Lizozim kararlılık perde ile denetlesinler ve Protein X, virüs-X projede hedef protein osmolyte ekran ile denetlesinler. Genellikle üretilen her iki proteinler eğrileri TSA, nanoDSF deneyleri (bkz: temsilcisi eğrileri rakamlarını eşlik eden) açıkça tanımlanmış denatürasyon geçişler ile eritin. Nerede değil üretmek yorumlanabilir eğrileri ile tanımlanmış denatürasyon geçiş yaptım örnekleri denatüre ve eklenmemiş Tm karşılaştırmaları yorumlanır birkaç durumda.

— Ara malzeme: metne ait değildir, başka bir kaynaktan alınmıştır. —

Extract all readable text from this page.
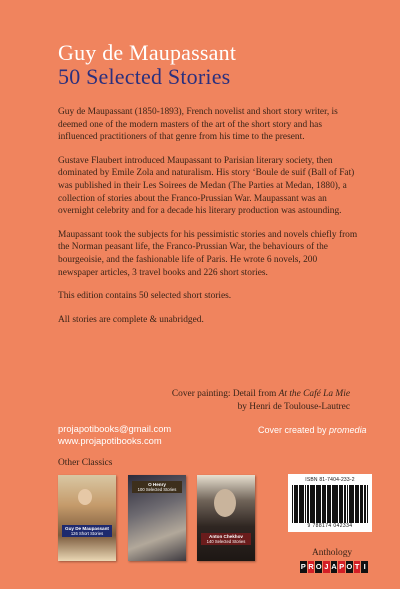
Guy de Maupassant
50 Selected Stories

Guy de Maupassant (1850-1893), French novelist and short story writer, is deemed one of the modern masters of the art of the short story and has influenced practitioners of that genre from his time to the present.

Gustave Flaubert introduced Maupassant to Parisian literary society, then dominated by Emile Zola and naturalism. His story ‘Boule de suif (Ball of Fat) was published in their Les Soirees de Medan (The Parties at Medan, 1880), a collection of stories about the Franco-Prussian War. Maupassant was an overnight celebrity and for a decade his literary production was astounding.

Maupassant took the subjects for his pessimistic stories and novels chiefly from the Norman peasant life, the Franco-Prussian War, the behaviours of the bourgeoisie, and the fashionable life of Paris. He wrote 6 novels, 200 newspaper articles, 3 travel books and 226 short stories.

This edition contains 50 selected short stories.

All stories are complete & unabridged.

Cover painting: Detail from At the Café La Mie
by Henri de Toulouse-Lautrec
projapotibooks@gmail.com
www.projapotibooks.com
Cover created by promedia
Other Classics
Guy De Maupassant
126 Short Stories
O Henry
100 Selected Stories
Anton Chekhov
140 Selected Stories
ISBN 81-7404-233-2
9 788174 042334
Anthology
P R O J A P O T I
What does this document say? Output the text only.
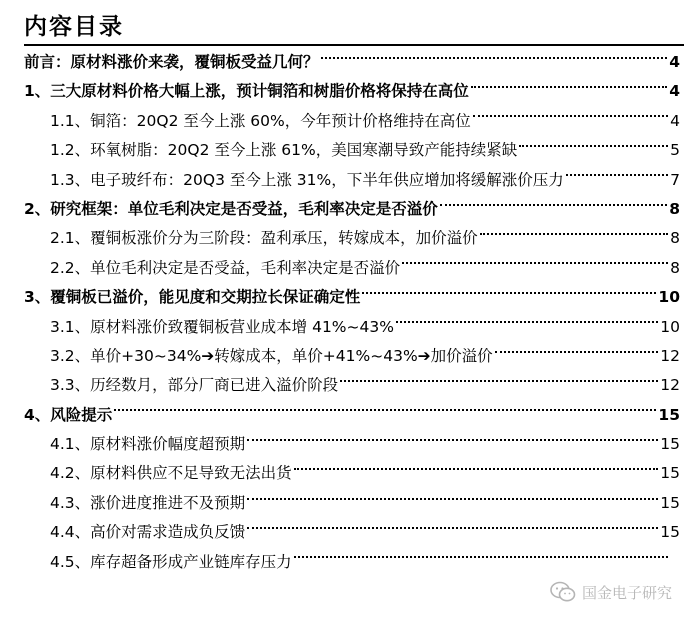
内容目录
前言：原材料涨价来袭，覆铜板受益几何？	4
1、 三大原材料价格大幅上涨，预计铜箔和树脂价格将保持在高位	4
1.1、 铜箔：20Q2 至今上涨 60%，今年预计价格维持在高位	4
1.2、 环氧树脂：20Q2 至今上涨 61%，美国寒潮导致产能持续紧缺	5
1.3、 电子玻纤布：20Q3 至今上涨 31%，下半年供应增加将缓解涨价压力	7
2、 研究框架：单位毛利决定是否受益，毛利率决定是否溢价	8
2.1、 覆铜板涨价分为三阶段：盈利承压，转嫁成本，加价溢价	8
2.2、 单位毛利决定是否受益，毛利率决定是否溢价	8
3、 覆铜板已溢价，能见度和交期拉长保证确定性	10
3.1、 原材料涨价致覆铜板营业成本增 41%~43%	10
3.2、 单价+30~34%➔转嫁成本，单价+41%~43%➔加价溢价	12
3.3、 历经数月，部分厂商已进入溢价阶段	12
4、 风险提示	15
4.1、 原材料涨价幅度超预期	15
4.2、 原材料供应不足导致无法出货	15
4.3、 涨价进度推进不及预期	15
4.4、 高价对需求造成负反馈	15
4.5、 库存超备形成产业链库存压力
国金电子研究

Şekil 7 örnek sonuçlarını tuz ekranından, amonyum klorür lizozim doğru termal dengelenmekte özelliklerini örnekli gösterir. Konsantrasyon bağımlılıklar gibi yukarıda gösterilen kez gelecek vaat eden koşulları göstergesi olmakla birlikte, termal istikrar genellikle kaynaklanmaktadır Eğer görmek için birkaç farklı tuzları ile iyonu konsantrasyonu artırmak sonuçları karşılaştırmak yararlı olabilir bir arabellek iyonik gücü artış veya belirli iyonları varlığı ek istikrar confers.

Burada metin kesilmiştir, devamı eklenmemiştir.